Peter Nelson served as Senior Advisor to the Administrator at the Centers for Medicare & Medicaid Services (CMS) from 2017 to 2021. In that role, he helped oversee the administration and implementation of reinsurance programs across 15 states. In the report he outlines the severe insurance market disruptions caused by the adoption of the ACA which created the need for reinsurance:

  • From 2014 to 2017, average monthly individual health insurance premiums in Minnesota rocketed from $256 to $560—a 119 percent increase. This 119 percent increase was the largest in the nation and pushed premiums well above the national average in 2017.
  • At these prices, the unsubsidized who earned too much to qualify for ACA premium subsidies could no longer afford individual health insurance and began to abandon the market in 2016. Unsubsidized enrollment dropped by 54,000 in 2016 and another 104,000 in 2017.

“Without the premium savings from reinsurance, the Minnesota individual market for the unsubsidized would have collapsed, leaving thousands of people without health insurance,” said Nelson. “As Democrats consider adopting new insurance policies like the MinnesotaCare public option, they would be wise to recognize this nation-leading policy and keep it in place.”

In addition to lowering premiums, reinsurance also lowered Minnesota’s uninsured rate. The uninsured rate for working-age adults in Minnesota sharply increased from 5.3 to 8.5 percent from 2015 to 2017 when individual market premiums spiked by 87 percent. The uninsured rate then dropped nearly as quickly as it rose after the implementation of the MPSP reinsurance program reduced premiums.

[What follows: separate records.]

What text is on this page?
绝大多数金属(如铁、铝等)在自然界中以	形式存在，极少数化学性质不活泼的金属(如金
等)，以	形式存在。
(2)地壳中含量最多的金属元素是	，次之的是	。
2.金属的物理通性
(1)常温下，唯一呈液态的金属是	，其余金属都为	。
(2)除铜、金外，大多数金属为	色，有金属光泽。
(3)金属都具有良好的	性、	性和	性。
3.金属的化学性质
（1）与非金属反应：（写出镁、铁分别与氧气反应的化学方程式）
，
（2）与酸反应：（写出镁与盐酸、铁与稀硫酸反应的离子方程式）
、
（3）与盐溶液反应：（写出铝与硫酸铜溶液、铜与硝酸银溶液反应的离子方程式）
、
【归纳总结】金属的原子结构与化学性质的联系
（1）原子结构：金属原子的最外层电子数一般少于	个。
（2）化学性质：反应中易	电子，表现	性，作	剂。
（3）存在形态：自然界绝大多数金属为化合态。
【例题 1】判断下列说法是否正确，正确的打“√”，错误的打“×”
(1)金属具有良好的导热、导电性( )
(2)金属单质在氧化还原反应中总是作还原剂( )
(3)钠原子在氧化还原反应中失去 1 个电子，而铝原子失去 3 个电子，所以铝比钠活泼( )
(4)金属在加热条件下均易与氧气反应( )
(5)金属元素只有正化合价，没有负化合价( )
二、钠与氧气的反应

Key findings of the report include:

  • Minnesota implemented a reinsurance program in 2018 to lower premiums in the individual health insurance market after premiums skyrocketed by 119 percent from 2014 to 2017.
  • The reinsurance program successfully lowered premiums by up to 36 percent.
  • A federal evaluation shows that reinsurance saved the market as an affordable coverage option for people who do not qualify for federal subsidies.
  • This federal evaluation suggests that reinsurance adds incentives to control costs which the federal government does not acknowledge.
  • These cost controls help mitigate the inflationary nature of the Affordable Care Act’s current approach to subsidizing premiums.
  • Based on the success of reinsurance in Minnesota, other states and Congress should adopt reinsurance to lower premiums and improve the ACA’s premium subsidy structure.